Vázquez (1977) salienta que na filosofia marxista a práxis é utilizada para designar uma relação dialética entre homem e natureza, na qual o homem, ao transformar a natureza com seu trabalho, transforma a si mesmo e à sociedade. Gadotti (1995, p.30) tem entendimento assemelhado a Vázquez, pois evoca o

conceito de práxis na tradição marxista da educação, nesta a práxis significa ação

transformadora. Assim, visualiza uma pedagogia da práxis com o intento de projetar

uma educação transformadora. Nesta, percebe os educandos como seres criadores, sujeitos da história, “que se transformam na medida em que transformam o mundo”. Para Freire (2005), a possibilidade de transformação relaciona-se à capacidade de ação e reflexão dos sujeitos.

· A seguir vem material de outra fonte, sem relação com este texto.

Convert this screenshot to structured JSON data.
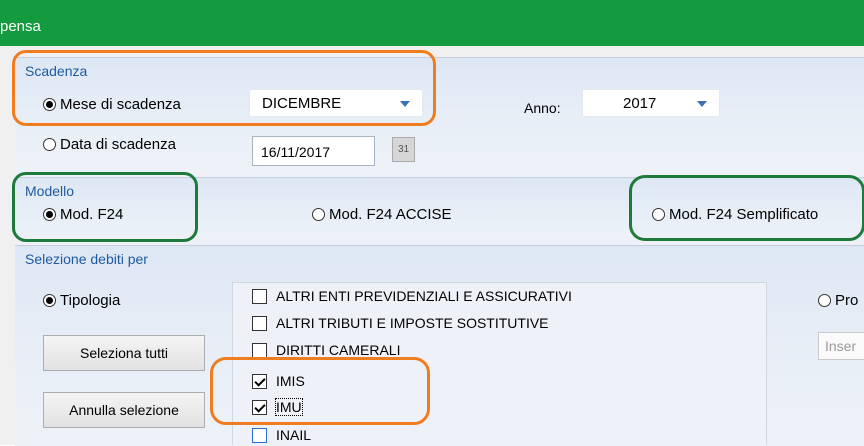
{
  "window": {
    "title": "pensa"
  },
  "scadenza": {
    "header": "Scadenza",
    "mese_label": "Mese di scadenza",
    "mese_value": "DICEMBRE",
    "anno_label": "Anno:",
    "anno_value": "2017",
    "data_label": "Data di scadenza",
    "data_value": "16/11/2017",
    "calendar_text": "31",
    "selected": "mese"
  },
  "modello": {
    "header": "Modello",
    "options": [
      "Mod. F24",
      "Mod. F24 ACCISE",
      "Mod. F24 Semplificato"
    ],
    "selected_index": 0
  },
  "selezione": {
    "header": "Selezione debiti per",
    "tipologia_label": "Tipologia",
    "pro_label": "Pro",
    "select_all_label": "Seleziona tutti",
    "clear_label": "Annulla selezione",
    "input_placeholder": "Inser",
    "items": [
      {
        "label": "ALTRI ENTI PREVIDENZIALI E ASSICURATIVI",
        "checked": false
      },
      {
        "label": "ALTRI TRIBUTI E IMPOSTE SOSTITUTIVE",
        "checked": false
      },
      {
        "label": "DIRITTI CAMERALI",
        "checked": false
      },
      {
        "label": "IMIS",
        "checked": true
      },
      {
        "label": "IMU",
        "checked": true
      },
      {
        "label": "INAIL",
        "checked": false
      }
    ]
  },
  "colors": {
    "titlebar": "#149a3f",
    "orange_highlight": "#ef7d1f",
    "green_highlight": "#1e7a3a",
    "group_header_text": "#1e5a9e"
  }
}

Em Freire (1998), a práxis é ação e reflexão, engajamento com o compromisso da transformação social. Freire valoriza a prática, contudo, concerne à prática educativo-crítica da relação entre ensinar-aprender e aprender-ensinar em oposição à educação de transferência de conhecimentos. Diante disso, a reflexão sobre a prática incorre em uma exigência na relação teoria/prática, sem a qual a teoria esvai-se no discurso e a prática se dá pela primazia da ação. De forma assemelhada a Freire, Vázquez (1977), defende que a atividade prática pode se dissolver em atividade teórica. Conseqüentemente, a verdadeira concepção de práxis transcende a concepção teórica, sendo que é na prática que se efetiva como atividade social. Vázquez (1977, p.6) defende que a práxis “marca as condições que tornam possível a passagem da teoria à prática, e assegura a íntima unidade entre uma e outra”. Freire (1997) salienta que a práxis educativa necessita se dar em um contexto concreto, social, cultural, econômico e político.

Tardif (2005, p.56) salienta, com base em Marx, que toda a práxis social é de certa maneira um trabalho de realização que culmina com a transformação do trabalhador. Nesta forma de entender de Tardif, se o trabalho modifica o trabalhador, conseqüentemente modifica também o seu saber trabalhar. Assim, “trabalhar remete a aprender a trabalhar, ou seja, a dominar progressivamente os saberes necessários à realização do trabalho”. Assim, observa-se que a ênfase na prática constitui-se uma forma de reducionismo, fato evidente na enfermagem, em que os sujeitos desenvolvem suas atividades tendo como base a prática. Desta forma, os sujeitos vivem e agem na praticidade, pois nesta forma de agir a significação está relacionada aos resultados da prática na vida cotidiana. Contudo, esta ênfase no objetivismo, ao afastar-se do teórico, fica reduzida a apenas uma dimensão, a do prático-utilitário, pois para a consciência comum o prático é produtivo e vantajoso.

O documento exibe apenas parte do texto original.